I blocked it out, running faster. I decided Id go to the swimming hole that only myself and my brother
knew about. Our mom would bring us here to swim when we were kids. It was a natural spring, small
but with beautiful fresh blue water and a mossy area where one could lay. I made it and collapsed on
the moss, looking up at the sky. The trees opening just enough for me to see the stars in the sky. I would
fall asleep there.
I felt the light trying to break through my eyes. I open my eyes and its sunrise. The same trees that
parted for me to see the stars, were allowing the sun light to hit my face. Before me stood Emily. “so this
is where you’ve been all night” she said not even looking at me. She stared at the water and seemed
sad. Before I could even say anything she turned to me.
“Did you know your mother and I swimmed here as kids?” she looked sad
I shook my head.
“I miss her too. She was my best friend. You look like her for the most part you know, your blonde hair
and green eyes. You have your fathers height and build.” I just kept looking at her and as if she knew she
said it
“I know about JoAnna and Tyler. He wasn’t right for you honey and you have to know that the moon
goddess knows that. Don’t be mad at JoAnna. It isn’t her fault.”
She then stood up and gave me a hand up. As we both stood up, she told me about how Tyler shifted on the actual hour of his birth because he had already found his mate and that’s probably why Jo wasn’t feeling good that day either. She explained to me that wolves will still shift at 18 but if they find their mate itll be on the actual hour. I heard her laugh and make a comment about a party she attended when she was 18 and some guy shifted on the hour, in the party and in front of everyone.
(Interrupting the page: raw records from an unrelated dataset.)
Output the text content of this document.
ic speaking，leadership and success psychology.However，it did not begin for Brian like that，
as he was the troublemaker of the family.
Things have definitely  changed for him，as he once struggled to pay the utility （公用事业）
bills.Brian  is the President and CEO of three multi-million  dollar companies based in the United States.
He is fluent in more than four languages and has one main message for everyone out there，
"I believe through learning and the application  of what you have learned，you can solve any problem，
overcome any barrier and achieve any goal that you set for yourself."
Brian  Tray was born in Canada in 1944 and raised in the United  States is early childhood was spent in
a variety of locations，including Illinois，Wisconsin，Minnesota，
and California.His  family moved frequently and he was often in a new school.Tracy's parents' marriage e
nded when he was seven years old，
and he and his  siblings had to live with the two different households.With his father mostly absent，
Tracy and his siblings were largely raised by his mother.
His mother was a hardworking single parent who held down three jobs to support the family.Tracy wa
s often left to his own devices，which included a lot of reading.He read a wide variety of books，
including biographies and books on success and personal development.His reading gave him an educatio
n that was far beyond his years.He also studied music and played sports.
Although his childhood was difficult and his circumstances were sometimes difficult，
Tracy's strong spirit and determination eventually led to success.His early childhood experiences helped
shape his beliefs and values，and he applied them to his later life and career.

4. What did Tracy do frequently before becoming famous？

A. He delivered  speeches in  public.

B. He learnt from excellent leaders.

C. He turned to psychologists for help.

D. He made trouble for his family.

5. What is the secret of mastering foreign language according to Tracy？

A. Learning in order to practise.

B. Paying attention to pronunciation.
It was a memory she’s never forget. Then her face became serious and she said they’d probably complete the mating process within the next week or two. I just looked down not saying a word. We walked back in silence.
Emily became a second mom to me and at that moment, I loved her for it. We made it back to the house and just like a mom would she said “im here if you need me” and walked into the kitchen. I made my way up to my room. It was Sunday and I wanted to be alone to mentally prepare myself for how id handle tomorrow. Jo kept calling me and leaving messages but I ignored them. Emily respected my
space too. At one point I went for a walk and ran into Markus on one of his jogs. He stopped and looked at me not saying a word. I stood there waiting for him to say something. After a moment of silence he just smirked and went back to jogging. “arrogant ass” I said to myself He was probably waiting for me to worship at his feet or hit on him like the other she wolfs do. Probably why at 22 He hadn’t found his mate yet. I made it home at dark. As if Emily and John knew they had made a plate for me and put it in my room, not wanting to push my space. I went upstairs, ate, showered and went to bed, mentally preparing myself for Monday where id see Tyler, Jo and goddess knows who else at training.